When Marion Barry founded MBSYEP in his first term as the District’s mayor in 1979, he saw the program as an opportunity to support youths transitioning from school to a career. For all youth in America, employment fosters independence and responsibility, which can later support them in their career and other long-term endeavors. The Journal of Public Health Management published that teenage work experience leads to development, adding to resume building and leading to higher-paying careers.
In appropriate jobs, youth get the opportunity to develop confidence in their abilities. Leah Frerichs said in her research that often underprivileged youth are forgotten in employment and internship opportunities. MBSYEP gives this overlooked population a chance to gain valuable work experience. The program works with 11 D.C. high schools – Eastern, H.D. Woodson, Anacostia, Ballou, Cesar Chavez, Columbia Heights, Roosevelt, Cardozo, Ron Brown, Dunbar and McKinley Tech– to reach disadvantaged youth.
Though there are obvious benefits to the program for participants learning workforce skills, there has been no concrete proof that summer youth employment is the answer to rising gun violence as many local leaders claim.
David Muhammed, Executive Director of the National Institute of Criminal Justice Reform, fears that summer youth employment gets a bad rep because of this. “If you’re saying that the answer to youth gun violence is summer youth employment, you are incorrect,” Muhammed said.
“Summer youth employment is violence prevention, not an alternative to public policy or legislation.” Muhammed believes that MBSYEP has given hundreds of thousands of disadvantaged youth rewarding opportunities, which deserves to be celebrated, but this by itself will not put an end to youth gun violence.
MBSYEP aims to develop youth through employment and shadowing of professionals. Given that it has over 10,000 participants yearly, it is difficult to track their long-term outcomes. However, according to MBSYEP, the program is keeping the youth out of trouble and financing their spending. In a 2020 MBSYEP Report, up to 13.3% past participants come back the following summer, with over 9,939 participants working at least an hour; that’s an hour where these youth are off of the streets and are supervised by D.C. professionals.

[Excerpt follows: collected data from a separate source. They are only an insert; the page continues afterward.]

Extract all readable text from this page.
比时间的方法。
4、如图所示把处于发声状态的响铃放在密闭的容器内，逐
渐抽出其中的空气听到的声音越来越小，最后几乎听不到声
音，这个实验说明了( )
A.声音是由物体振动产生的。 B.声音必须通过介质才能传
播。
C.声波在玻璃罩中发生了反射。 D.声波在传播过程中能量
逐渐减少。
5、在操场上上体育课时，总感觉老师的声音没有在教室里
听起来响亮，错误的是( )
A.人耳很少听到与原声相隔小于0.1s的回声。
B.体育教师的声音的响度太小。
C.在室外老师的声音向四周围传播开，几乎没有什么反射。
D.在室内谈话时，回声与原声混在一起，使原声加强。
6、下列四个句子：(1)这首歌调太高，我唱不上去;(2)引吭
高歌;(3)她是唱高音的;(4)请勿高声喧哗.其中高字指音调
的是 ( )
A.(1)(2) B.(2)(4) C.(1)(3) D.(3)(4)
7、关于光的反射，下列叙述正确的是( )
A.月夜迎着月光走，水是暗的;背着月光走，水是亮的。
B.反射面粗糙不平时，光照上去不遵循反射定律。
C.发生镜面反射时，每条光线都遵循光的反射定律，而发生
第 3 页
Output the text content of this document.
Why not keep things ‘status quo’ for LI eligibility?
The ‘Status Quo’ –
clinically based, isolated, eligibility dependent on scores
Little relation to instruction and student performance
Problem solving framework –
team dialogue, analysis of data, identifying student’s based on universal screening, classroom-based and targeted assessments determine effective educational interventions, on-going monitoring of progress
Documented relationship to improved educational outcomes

Though MBSYEP gives a range of opportunities, in terms of hours worked and in job sectors, participants are less likely to partake in gun violence when they are earning a wage. In the country, MBSYEP is the first program to give youth a wage. With youth earning up to $17 per hour, local businesses have reported a boost in their economy. In 2019, there was a gross payroll of over $9 million, 21.9% of which was for food and transportation. Participating youth additionally reported that a percentage of their earned wages were allocated for secondary education funds and for their parents or family.
Despite these benchmarks, there is frustration over the summer program and doubts of whether it is cost-effective for the District. Over the years, the budget for the program has doubled. This year, the Department of Employment Services allocated $21 million to the program, though there has not been any public record of how the fund is being budgeted or how participants get paid. The MBSYEP Office declined to comment on this.
When speaking with Khat, she believed that the cost was appropriate for MBSYEP. In High School, Khat was homeless. She shared that without MBSYEP, she would not have been able to support her and her mother. One cannot put a price when it comes to the service and hands-on experience. “It keeps peers my age busy as well. When you’re idle and don’t have any activity to do, you can get in trouble” she said.